Sophie soon comes to realize that the BFG has a peculiar way of speaking, and that his sentences often seem to get mixed up. When he is describing the revolting vegetable that he eats, the snozzcumber, he exclaims, "I squoggle it! I mispie it! I dispunge it! But because I is refusing to gobble up human beans like the other giants, I must spend my life guzzling up icky-poo snozzcumbers instead. If I don't, I will be nothing but skin and groans." Sophie corrects him, saying, "You mean skin and bones." The BFG gets quite upset, embarrassed by his lack of knowledge, and reveals that "There never was any schools to teach me talking in Giant Country."
Sophie is surprised by this and asks him, "But couldn't your mother have taught you?" to which the BFG replies, "My mother!...Giants don't have mothers! Surely you is knowing that!" as if it is an obvious fact. The BFG goes on to laugh at the idea of a woman giant and declares that all giants are men and always have been. Sophie, of course, is even further confused by this, and asks, "In that case, ...how were you born?" The BFG replies, "Giants isn't born...Giants appears and that's all there is to it. They simply appears, the same way as the sun and the stars."
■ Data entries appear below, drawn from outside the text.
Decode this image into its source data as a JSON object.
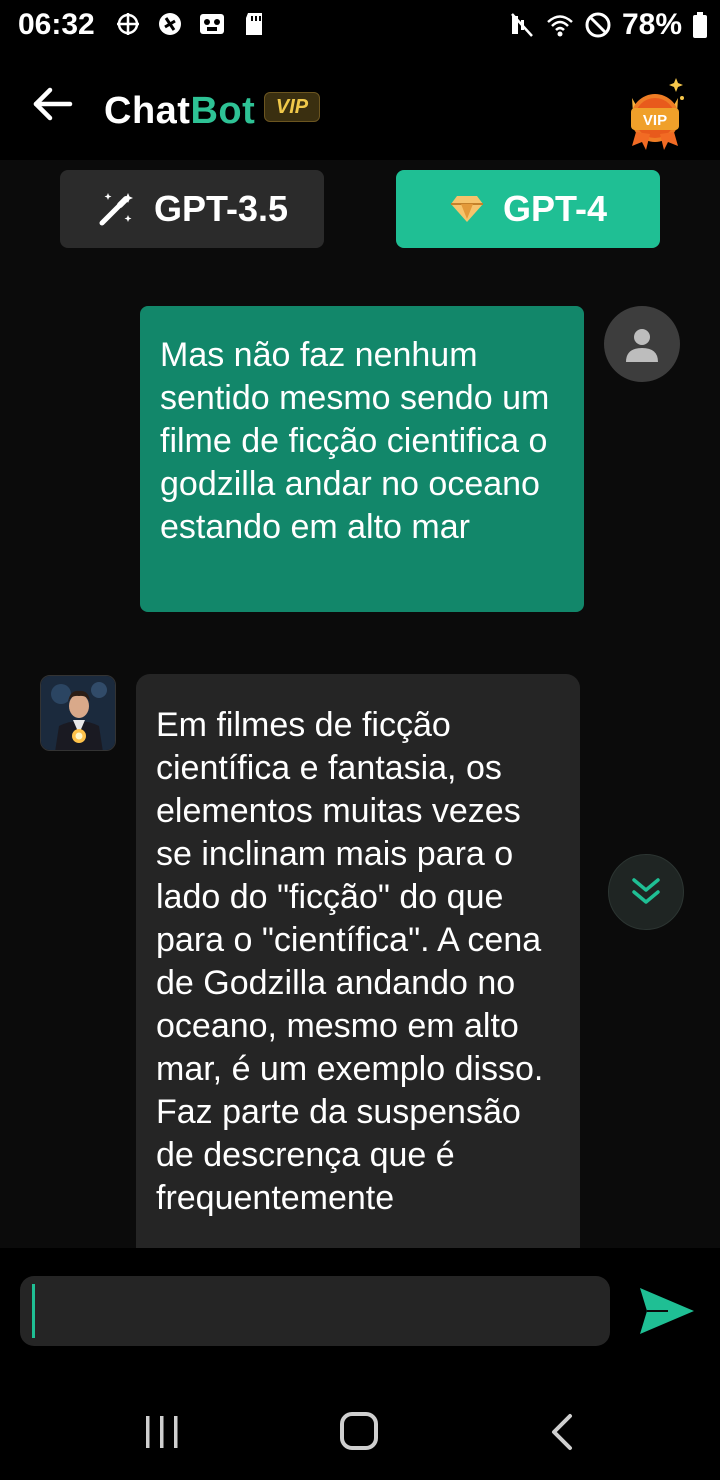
{
  "status_bar": {
    "time": "06:32",
    "battery": "78%",
    "icons_left": [
      "vpn-key-icon",
      "location-off-icon",
      "voicemail-icon",
      "sd-card-icon"
    ],
    "icons_right": [
      "mute-icon",
      "wifi-icon",
      "do-not-disturb-icon",
      "battery-icon"
    ]
  },
  "header": {
    "title_part1": "Chat",
    "title_part2": "Bot",
    "vip_tag": "VIP",
    "vip_badge": "VIP",
    "accent_color": "#2ec295"
  },
  "model_toggle": {
    "gpt35_label": "GPT-3.5",
    "gpt4_label": "GPT-4",
    "selected": "GPT-4",
    "selected_color": "#1fbf94"
  },
  "messages": {
    "user_text": "Mas não faz nenhum sentido mesmo sendo um filme de ficção cientifica o godzilla andar no oceano estando em alto mar",
    "bot_text": "Em filmes de ficção científica e fantasia, os elementos muitas vezes se inclinam mais para o lado do \"ficção\" do que para o \"científica\". A cena de Godzilla andando no oceano, mesmo em alto mar, é um exemplo disso. Faz parte da suspensão de descrença que é frequentemente",
    "user_bubble_color": "#12876a",
    "bot_bubble_color": "#252525"
  },
  "composer": {
    "input_value": "",
    "send_icon": "send-icon"
  },
  "nav": {
    "recents_icon": "recents-icon",
    "home_icon": "home-icon",
    "back_icon": "back-icon"
  }
}
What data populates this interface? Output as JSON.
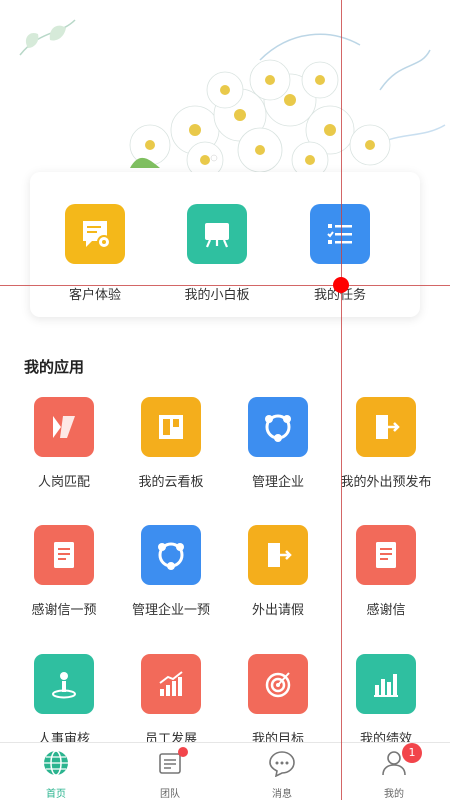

When Sophie then inquires when he "appeared," the BFG again is confounded by the question, grumbling, "Now how on earth could I be knowing a thing like that?...It was so long ago I couldn't count...All I is knowing about myself is that I is very old, very very old and crumply. Perhaps as old as the earth." Sophie follows this up by asking, "What happens when a giant dies?" The BFG replies, "Giants is never dying...sometimes and quite suddenly, a giant is disappearing and nobody is ever knowing where he goes to. But mostly us giants is simply going on and on like Wiffsy time-twiddlers."
The BFG's explanation of the creation of giants implies that giants simply appeared around the same time that the earth was created. It is left up to the reader to imagine how they actually came to be.